In his Ash Wednesday homily at the Basilica of Santa Sabina in Rome, Pope Benedict XVI spoke out about the Christian’s struggle against evil: “Every day, but especially in Lent, Christians face a battle like the one Jesus faced in the desert.” Hence, this liturgical time recalls
that Christian life is a struggle without truce, using the ‘arms’ of prayer, fasting and penance.

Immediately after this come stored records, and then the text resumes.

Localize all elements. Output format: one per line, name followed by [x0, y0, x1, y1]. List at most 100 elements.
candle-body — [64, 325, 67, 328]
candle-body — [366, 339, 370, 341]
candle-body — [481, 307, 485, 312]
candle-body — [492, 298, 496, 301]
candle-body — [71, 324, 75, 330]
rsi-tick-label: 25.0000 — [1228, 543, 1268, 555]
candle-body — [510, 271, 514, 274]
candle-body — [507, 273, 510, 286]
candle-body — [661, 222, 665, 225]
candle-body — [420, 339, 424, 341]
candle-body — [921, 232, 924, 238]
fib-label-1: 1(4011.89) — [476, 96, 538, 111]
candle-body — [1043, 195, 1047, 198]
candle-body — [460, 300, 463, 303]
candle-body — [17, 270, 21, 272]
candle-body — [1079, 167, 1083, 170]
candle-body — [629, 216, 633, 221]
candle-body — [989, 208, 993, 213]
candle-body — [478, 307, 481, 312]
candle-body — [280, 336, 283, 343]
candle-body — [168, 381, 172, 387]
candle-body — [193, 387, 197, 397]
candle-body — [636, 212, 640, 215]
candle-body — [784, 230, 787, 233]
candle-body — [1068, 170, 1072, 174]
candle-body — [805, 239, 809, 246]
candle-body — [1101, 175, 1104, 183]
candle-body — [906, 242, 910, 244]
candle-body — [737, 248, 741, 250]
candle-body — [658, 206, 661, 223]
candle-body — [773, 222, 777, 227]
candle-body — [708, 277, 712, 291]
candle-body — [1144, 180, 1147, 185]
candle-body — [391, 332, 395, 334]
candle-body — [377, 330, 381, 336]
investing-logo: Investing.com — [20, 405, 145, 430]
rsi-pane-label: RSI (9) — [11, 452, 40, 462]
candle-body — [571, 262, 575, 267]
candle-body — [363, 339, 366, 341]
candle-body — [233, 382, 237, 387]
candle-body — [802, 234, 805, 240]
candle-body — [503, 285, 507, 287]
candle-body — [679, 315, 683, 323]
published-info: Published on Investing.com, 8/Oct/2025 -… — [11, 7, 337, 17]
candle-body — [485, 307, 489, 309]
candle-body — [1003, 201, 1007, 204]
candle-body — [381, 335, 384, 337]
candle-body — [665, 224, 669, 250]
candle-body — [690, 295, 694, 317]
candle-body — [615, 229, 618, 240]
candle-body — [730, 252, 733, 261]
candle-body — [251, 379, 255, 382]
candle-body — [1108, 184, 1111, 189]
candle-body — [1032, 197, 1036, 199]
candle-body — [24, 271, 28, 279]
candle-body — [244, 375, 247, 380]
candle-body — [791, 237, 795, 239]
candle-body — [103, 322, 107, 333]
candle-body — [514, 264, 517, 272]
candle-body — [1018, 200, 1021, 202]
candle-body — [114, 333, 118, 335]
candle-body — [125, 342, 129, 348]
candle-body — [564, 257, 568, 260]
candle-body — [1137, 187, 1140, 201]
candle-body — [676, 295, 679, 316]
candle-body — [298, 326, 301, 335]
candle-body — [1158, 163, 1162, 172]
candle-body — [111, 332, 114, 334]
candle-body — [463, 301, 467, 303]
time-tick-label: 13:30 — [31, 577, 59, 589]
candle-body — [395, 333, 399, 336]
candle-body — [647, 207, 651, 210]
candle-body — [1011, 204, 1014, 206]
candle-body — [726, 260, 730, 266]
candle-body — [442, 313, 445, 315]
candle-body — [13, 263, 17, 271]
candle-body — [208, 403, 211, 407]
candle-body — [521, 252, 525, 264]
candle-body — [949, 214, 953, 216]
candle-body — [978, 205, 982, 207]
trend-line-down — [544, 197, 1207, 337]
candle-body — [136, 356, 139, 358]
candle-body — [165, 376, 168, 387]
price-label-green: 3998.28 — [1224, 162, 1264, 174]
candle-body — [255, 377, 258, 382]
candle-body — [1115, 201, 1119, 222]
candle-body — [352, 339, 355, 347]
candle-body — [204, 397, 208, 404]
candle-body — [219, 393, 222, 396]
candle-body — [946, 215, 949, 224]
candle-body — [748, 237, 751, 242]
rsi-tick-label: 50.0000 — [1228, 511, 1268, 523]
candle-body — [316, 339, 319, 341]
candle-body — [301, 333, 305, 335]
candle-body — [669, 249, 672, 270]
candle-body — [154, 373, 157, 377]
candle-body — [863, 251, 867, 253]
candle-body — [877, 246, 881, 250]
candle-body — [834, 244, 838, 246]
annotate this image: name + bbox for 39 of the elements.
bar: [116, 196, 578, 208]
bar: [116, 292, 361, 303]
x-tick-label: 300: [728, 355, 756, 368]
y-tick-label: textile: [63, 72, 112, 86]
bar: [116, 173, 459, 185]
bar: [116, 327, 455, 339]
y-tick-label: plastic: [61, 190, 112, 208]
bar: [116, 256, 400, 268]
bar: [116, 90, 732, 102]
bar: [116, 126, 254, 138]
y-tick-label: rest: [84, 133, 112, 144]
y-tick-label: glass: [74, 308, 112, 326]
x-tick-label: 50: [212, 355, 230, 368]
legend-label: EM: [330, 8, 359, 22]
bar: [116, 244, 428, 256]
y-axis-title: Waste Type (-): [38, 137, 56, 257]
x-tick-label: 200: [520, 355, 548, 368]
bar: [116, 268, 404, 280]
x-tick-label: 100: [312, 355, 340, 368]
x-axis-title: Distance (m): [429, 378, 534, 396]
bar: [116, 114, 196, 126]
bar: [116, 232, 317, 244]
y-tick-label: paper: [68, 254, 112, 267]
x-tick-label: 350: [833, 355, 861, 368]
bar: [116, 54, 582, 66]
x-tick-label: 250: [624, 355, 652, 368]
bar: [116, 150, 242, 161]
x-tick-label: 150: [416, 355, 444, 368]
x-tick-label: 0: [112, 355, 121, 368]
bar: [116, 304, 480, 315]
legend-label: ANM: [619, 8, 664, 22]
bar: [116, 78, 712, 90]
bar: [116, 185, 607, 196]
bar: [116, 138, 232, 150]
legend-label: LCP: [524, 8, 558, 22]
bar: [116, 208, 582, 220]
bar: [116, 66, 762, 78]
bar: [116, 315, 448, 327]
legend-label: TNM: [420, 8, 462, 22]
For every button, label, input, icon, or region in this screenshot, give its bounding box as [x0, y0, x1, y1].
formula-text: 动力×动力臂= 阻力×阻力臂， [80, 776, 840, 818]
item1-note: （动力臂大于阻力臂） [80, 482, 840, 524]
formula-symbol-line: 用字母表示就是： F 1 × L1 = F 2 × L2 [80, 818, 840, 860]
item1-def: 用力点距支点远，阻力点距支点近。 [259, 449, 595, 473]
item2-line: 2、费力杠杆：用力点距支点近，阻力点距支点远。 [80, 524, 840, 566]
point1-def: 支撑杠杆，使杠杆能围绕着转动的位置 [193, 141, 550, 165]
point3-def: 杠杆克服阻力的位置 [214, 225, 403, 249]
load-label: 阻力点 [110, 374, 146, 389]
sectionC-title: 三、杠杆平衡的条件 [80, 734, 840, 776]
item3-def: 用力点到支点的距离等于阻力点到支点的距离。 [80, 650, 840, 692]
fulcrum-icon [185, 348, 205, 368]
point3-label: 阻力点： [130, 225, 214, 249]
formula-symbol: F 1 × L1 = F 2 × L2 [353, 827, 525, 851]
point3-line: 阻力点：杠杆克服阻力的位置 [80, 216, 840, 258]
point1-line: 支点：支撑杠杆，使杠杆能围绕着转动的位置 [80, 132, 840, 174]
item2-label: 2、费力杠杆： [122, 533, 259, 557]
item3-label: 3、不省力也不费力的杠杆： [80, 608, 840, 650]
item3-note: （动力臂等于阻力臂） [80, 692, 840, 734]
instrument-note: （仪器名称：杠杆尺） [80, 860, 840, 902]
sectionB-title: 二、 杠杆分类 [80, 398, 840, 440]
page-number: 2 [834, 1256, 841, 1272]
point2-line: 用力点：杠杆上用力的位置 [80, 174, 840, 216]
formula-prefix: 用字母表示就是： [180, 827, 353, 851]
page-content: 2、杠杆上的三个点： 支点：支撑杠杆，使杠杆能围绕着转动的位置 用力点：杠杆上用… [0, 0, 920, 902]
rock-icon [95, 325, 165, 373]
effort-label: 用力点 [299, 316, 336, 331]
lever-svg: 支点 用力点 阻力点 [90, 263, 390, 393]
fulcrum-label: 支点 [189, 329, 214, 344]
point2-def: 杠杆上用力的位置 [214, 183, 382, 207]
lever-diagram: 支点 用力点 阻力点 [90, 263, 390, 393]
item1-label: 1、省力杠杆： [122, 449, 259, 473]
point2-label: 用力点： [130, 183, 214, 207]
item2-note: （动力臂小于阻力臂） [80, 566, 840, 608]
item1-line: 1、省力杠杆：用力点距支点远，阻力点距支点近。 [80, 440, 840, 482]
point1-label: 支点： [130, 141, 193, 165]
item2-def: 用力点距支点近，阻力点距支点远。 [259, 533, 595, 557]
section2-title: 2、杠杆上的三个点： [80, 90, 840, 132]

To fight against evil, against all forms of egoism and hatred… is the ascetic journey which all Christ’s disciples are called to undertake…. Meekly following the divine Master makes Christians witnesses and apostles of peace.
Such an attitude
helps us better to identify what the Christian response must be to the violence that threatens peace in the world: certainly not vengeance, not hatred, nor an escape into false forms of spirituality.
The response of Christ’s followers, said the Pope, must be that of
following the road chosen by Him who, in the face of the evil of His time and of all times, embraced the Cross, following the longer but more effective path of love.
This love “must be translated into concrete gestures toward others, especially toward the poor and needy.” It constitutes one of the
essential elements of the life of Christians, who are encouraged by Christ to be the light of the world so that men and women, seeing their good works, may render glory to God.
The Pope concluded his homily by stressing the importance of this suggestion: “so that we may gain an ever clearer understanding that ‘for the Church, charity is not a kind of welfare activity… but is a part of her nature, an indispensible expression of her very being’ (Deus Caritas Est).”